Al funerale di Pannella
Pur non essendo certamente un radicale, anzi essendomi trovato il più delle volte su posizioni opposte rispetto a Pannella, sono venuto al suo funerale. Ci sono tutti: i detenuti di Rebibbia e i politici, i militanti, i preti, i turisti… tutti. Un migliaio di persone. Forse pochine. Ma cogliere l’idealità delle persone è sempre esercizio prezioso.
Parla la Bonino. Intensa. Parlano altri con meno forza. Poco importa. Nel momento della morte A livella di De Curtis impone la sua verità. Non conta più il circo mediatico che pur è presentissimo. Conta la realtà, forse la verità. Non posso non pensare alla croce di Romero che stringeva senza poterla lasciare.
Mentre un'orchestra di Dixieland suona musichette irriverenti (Giacinto esulterà) mi chiedo cosa abbia spinto Bergoglio a cercare Pannella. Probabilmente null’altro che l'istinto evangelico di compassione. Di misericordia. Di “farsi tutto a tutti” perché qualche goccia dell'amore (senza aggettivi) lenisca le nostre piaghe.
Mi trovo a consolare una militante sessantenne o forse più, da sempre radicale. C’è tanta gente anziana qui in piazza Navona. Pannella aveva 86 anni. Si ritrovano i Cicchitto e i Rutelli, le Bonino e le Bernardini. E poche centinaia di persone che tanta influenza hanno avuto sulle italiche sorti, nel bene e nel male. Pannella aveva capito che non conta la quantità in politica.
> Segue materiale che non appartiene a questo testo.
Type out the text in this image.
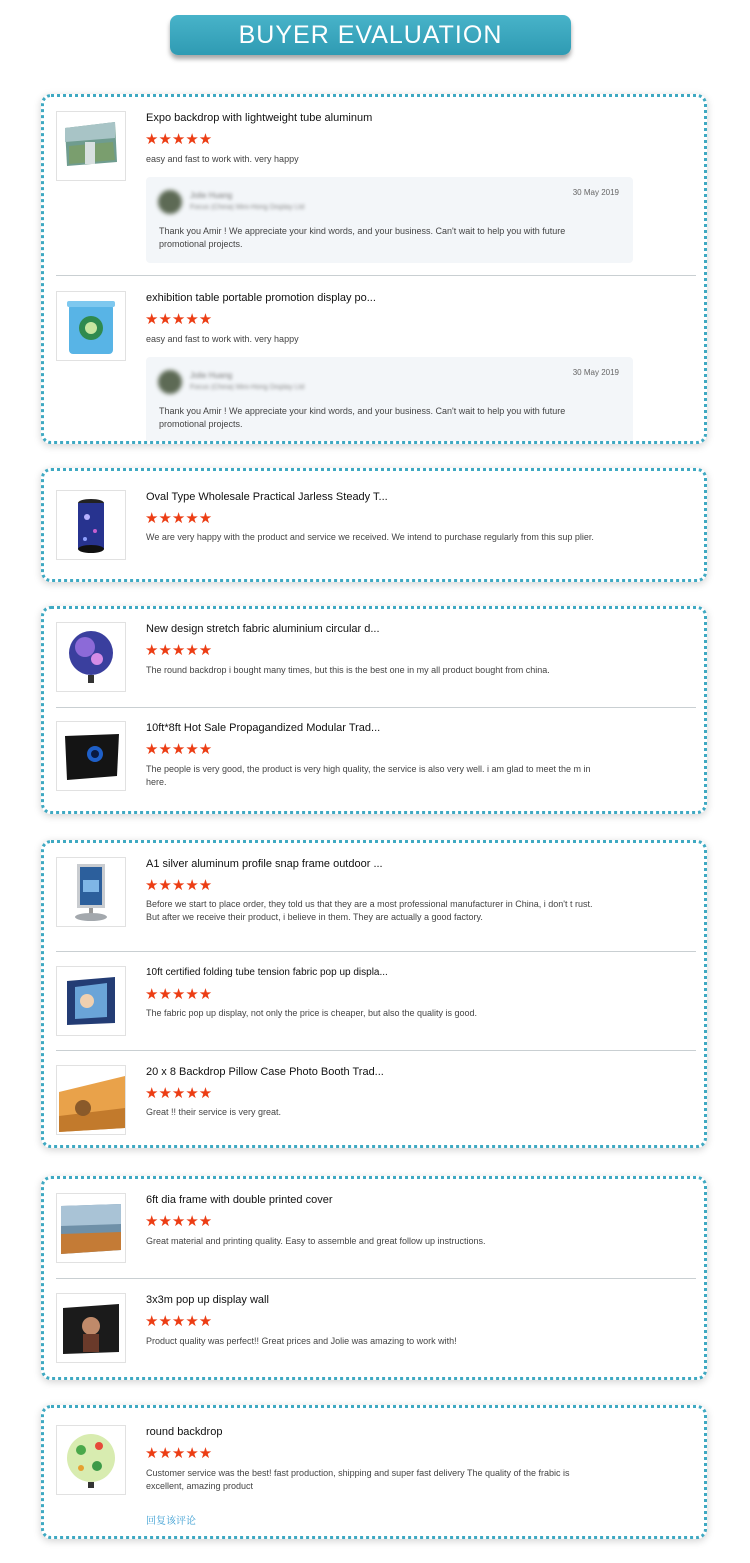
BUYER EVALUATION
Expo backdrop with lightweight tube aluminum
★★★★★
easy and fast to work with. very happy
Jolie Huang
Focus (China) Mini-Hong Display Ltd
30 May 2019
Thank you Amir ! We appreciate your kind words, and your business. Can't wait to help you with future promotional projects.
exhibition table portable promotion display po...
★★★★★
easy and fast to work with. very happy
Jolie Huang
Focus (China) Mini-Hong Display Ltd
30 May 2019
Thank you Amir ! We appreciate your kind words, and your business. Can't wait to help you with future promotional projects.
Oval Type Wholesale Practical Jarless Steady T...
★★★★★
We are very happy with the product and service we received. We intend to purchase regularly from this sup plier.
New design stretch fabric aluminium circular d...
★★★★★
The round backdrop i bought many times, but this is the best one in my all product bought from china.
10ft*8ft Hot Sale Propagandized Modular Trad...
★★★★★
The people is very good, the product is very high quality, the service is also very well. i am glad to meet the m in here.
A1 silver aluminum profile snap frame outdoor ...
★★★★★
Before we start to place order, they told us that they are a most professional manufacturer in China, i don't t rust. But after we receive their product, i believe in them. They are actually a good factory.
10ft certified folding tube tension fabric pop up displa...
★★★★★
The fabric pop up display, not only the price is cheaper, but also the quality is good.
20 x 8 Backdrop Pillow Case Photo Booth Trad...
★★★★★
Great !! their service is very great.
6ft dia frame with double printed cover
★★★★★
Great material and printing quality. Easy to assemble and great follow up instructions.
3x3m pop up display wall
★★★★★
Product quality was perfect!! Great prices and Jolie was amazing to work with!
round backdrop
★★★★★
Customer service was the best! fast production, shipping and super fast delivery The quality of the frabic is excellent, amazing product
回复该评论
Un uomo. Che vuole cambiare il mondo. Follia. Eppure è una malattia contagiosa. Pannella. Bergoglio. Martin Luther King. Aung San Suu Kyi. Lubich. La lista è lunghissima. E speriamo che si allunghi all'infinito. Servono i folli in questo mondo tecnologizzato che vuol rendere tutti dei numeri. Dei burattini. Servono ancora idealisti. Profeti e non solo uomini d'ordine.